Long-suffering public housing tenants in East Harlem and downtown Brooklyn will, per a promising new plan, be getting desperately needed new bathrooms, kitchens, windows and much more.

Those interviewed by the Daily News greeted the planned fixes not with exultation, not with “tell us more,” but with withering attacks on the authority.

Help? How dare they!

“I think they’re trying to force us out,” accused one resident at the Wyckoff Gardens project in Gowanus, Brooklyn.

Said a Manhattan tenant leader of plans for the Holmes Towers on the Upper East Side: “They’re nuts. They’re absolutely insane.”

Tenants are up in arms because dead-broke NYCHA intends to pay for the overhauls by leasing land within each project to developers, who could build hundreds of new apartments at each site on the proviso that they would keep half the new units affordable.

NYCHA envisions turning underused parking lots and a playground (to be moved and rebuilt) into cash.

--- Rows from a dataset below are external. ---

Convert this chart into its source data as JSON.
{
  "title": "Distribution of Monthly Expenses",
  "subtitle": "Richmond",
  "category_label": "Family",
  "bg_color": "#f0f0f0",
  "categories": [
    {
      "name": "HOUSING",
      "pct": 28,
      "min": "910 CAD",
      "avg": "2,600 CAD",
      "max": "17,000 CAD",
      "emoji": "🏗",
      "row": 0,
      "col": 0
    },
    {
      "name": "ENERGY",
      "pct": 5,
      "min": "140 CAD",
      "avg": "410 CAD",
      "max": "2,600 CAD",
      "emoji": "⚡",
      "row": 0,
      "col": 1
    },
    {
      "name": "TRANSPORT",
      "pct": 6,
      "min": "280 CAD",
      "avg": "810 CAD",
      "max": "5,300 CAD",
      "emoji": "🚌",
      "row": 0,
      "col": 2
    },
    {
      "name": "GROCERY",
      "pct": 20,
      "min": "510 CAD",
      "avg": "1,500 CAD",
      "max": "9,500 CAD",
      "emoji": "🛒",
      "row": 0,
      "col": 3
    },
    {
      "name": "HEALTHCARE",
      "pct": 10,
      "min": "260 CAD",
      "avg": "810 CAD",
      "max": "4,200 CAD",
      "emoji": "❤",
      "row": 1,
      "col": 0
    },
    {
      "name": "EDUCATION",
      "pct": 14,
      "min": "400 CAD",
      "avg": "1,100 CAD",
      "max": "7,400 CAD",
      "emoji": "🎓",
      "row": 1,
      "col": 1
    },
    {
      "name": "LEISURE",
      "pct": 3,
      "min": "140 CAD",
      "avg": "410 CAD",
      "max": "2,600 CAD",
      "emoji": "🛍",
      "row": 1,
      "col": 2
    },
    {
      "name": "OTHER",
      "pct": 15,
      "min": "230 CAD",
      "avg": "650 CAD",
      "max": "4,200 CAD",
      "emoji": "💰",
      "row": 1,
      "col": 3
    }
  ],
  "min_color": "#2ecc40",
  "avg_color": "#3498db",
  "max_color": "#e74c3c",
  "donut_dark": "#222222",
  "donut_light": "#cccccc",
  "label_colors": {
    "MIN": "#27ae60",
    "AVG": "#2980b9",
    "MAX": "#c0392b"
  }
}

A fine idea, as it was when the Bloomberg administration floated similar plans with a smaller share of affordable housing.

Anyone with a better plan for helping NYCHA begin to fill a $17 billion repair-budget hole had better pipe up now.

No, not you, Rep. Carolyn Maloney. Knowing full well that her Congress has for years starved NYCHA of repair funds, she nonetheless slammed the authority for stealing “light, air and playground space.”

Unhelpful. Because there’s no such thing as a NYCHA fairy who will pay to keep the authority’s aging buildings habitable.

NYCHA Chair Shola Olatoye appears steeled to stay the course. Mayor de Blasio should stand solidly by her, ignore fear-mongering nay-sayers and make sure that an agency with a tradition of mismanagement gets this one right.